Partage international no 266 – octobre 2010
Le 28 juillet 2010, pour la première fois, l’Assemblée générale des Nations unies a déclaré : « L’eau potable et les systèmes sanitaires sont des droits humains essentiels à la pleine jouissance de la vie et de tous les autres droits de l’homme. »
L’Assemblée a appelé les Etats membres des Nations unies et les organisations internationales à offrir le financement, la technologie et les autres ressources nécessaires pour aider les pays les plus pauvres dans leurs efforts pour fournir de l’eau potable et des installations sanitaires à leurs populations.
Le texte de la résolution exprime une profonde préoccupation au sujet des 884 millions de personnes qui n’ont pas accès à l’eau potable, et au plus de 2,6 milliards de personnes qui n’ont pas accès à des installations sanitaires de base.
Des associations internationales et locales avaient lancé des appels depuis plusieurs années pour plus de justice en matière d’eau, demandant à l’Onu de déclarer clairement que nul ne devrait se voir refuser un accès vital à l’eau parce qu’il serait dans l’incapacité de payer.
Certains pays riches, comme les Etats-Unis, la Grande-Bretagne, le Canada et l’Australie, n’ont pas appuyé la résolution dans sa forme actuelle, en demandant qu’il soit fait référence seulement à l’« accès » à l’eau potable, et non pas au droit humain à l’eau elle-même.
Le projet de résolution a été présenté le 17 juin 2010 par Pablo Solon, ambassadeur de Bolivie à l’Onu, et co-parrainé par 23 autres pays.
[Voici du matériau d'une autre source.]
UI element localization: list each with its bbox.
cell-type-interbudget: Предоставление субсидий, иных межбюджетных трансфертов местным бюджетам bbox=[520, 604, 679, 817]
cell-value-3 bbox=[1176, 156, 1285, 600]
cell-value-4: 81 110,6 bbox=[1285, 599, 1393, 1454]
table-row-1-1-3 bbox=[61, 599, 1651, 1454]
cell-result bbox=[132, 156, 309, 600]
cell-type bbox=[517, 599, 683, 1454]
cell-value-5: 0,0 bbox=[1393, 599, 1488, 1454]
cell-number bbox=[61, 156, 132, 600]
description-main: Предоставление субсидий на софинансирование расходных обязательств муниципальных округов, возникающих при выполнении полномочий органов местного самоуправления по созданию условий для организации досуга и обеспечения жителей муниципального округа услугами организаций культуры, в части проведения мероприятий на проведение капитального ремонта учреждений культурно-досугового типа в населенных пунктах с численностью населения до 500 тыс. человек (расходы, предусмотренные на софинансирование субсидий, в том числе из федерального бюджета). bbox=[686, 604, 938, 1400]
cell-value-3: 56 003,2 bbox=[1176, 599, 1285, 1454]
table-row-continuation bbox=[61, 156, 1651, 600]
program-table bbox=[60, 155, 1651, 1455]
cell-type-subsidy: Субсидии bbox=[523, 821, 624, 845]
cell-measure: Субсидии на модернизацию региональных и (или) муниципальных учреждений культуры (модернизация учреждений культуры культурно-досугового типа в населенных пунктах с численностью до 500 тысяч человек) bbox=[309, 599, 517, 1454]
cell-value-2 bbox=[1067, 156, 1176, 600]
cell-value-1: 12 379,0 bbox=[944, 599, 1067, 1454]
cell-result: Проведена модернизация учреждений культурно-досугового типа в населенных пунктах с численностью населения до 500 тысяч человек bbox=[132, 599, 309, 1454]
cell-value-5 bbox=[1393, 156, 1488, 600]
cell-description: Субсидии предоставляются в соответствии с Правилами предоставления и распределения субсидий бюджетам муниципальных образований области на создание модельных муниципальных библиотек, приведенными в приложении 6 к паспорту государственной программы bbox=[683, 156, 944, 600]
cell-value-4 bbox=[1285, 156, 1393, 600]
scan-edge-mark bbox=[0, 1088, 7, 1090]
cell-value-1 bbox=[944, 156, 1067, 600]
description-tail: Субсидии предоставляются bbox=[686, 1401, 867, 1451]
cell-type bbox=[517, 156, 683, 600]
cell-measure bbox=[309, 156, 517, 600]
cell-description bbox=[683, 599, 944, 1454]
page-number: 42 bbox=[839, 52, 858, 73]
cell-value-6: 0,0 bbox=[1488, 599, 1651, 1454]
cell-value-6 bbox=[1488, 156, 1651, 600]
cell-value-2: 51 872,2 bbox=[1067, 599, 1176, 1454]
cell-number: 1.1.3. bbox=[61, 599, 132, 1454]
La résolution a été adoptée par 122 voix pour, aucune voix contre et 41 abstentions.
Maude Barlow, qui défend cette cause au plan international et qui est à l’origine du projet Blue Planet au Canada, a écrit quelques jours avant cette résolution historique dans The Guardian (Royaume-Uni) : « En 2010, il n’est pas exagéré de dire que le manque d’accès à l’eau potable est l’une des plus grandes violations des droits de l’homme. Près de deux milliards de personnes vivent dans des régions qui connaissent une pénurie d’eau et trois milliards ne disposent pas d’un accès à l’eau courante à moins d’un kilomètre de leur domicile. Toutes les huit secondes, un enfant meurt d’une maladie due à une eau non potable. Tous ces décès seraient évitables si les parents avaient de l’argent pour payer l’eau. Le travail qui consiste à fournir l’eau potable alors que les ressources sont en diminution ne fait que commencer. Mais, de temps en temps, l’humanité fait un pas en avant dans son évolution. Nous sommes à nouveau face à un défi de ce genre et nous devons être à la hauteur. »
Date des faits : 28 juillet 2010
Sources : The Guardian, G.-B. ; un.org
Thématiques : environnement
Rubrique : Les priorités de Maitreya (« Pour aider les hommes dans leur tâche, Maitreya, l’Instructeur mondial, a formulé certaines priorités. Assurer à tous un approvisionnement correct en nourriture ; procurer à tous un logement convenable ; fournir à tous soins médicaux et éducation, désormais reconnus comme un droit universel. » Le Maître de Benjamin Creme, Partage international, janvier 1989. Dans cette rubrique, notre rédaction aborde les questions relatives aux priorités énoncées par Maitreya et présente des expériences orientées dans cette direction.)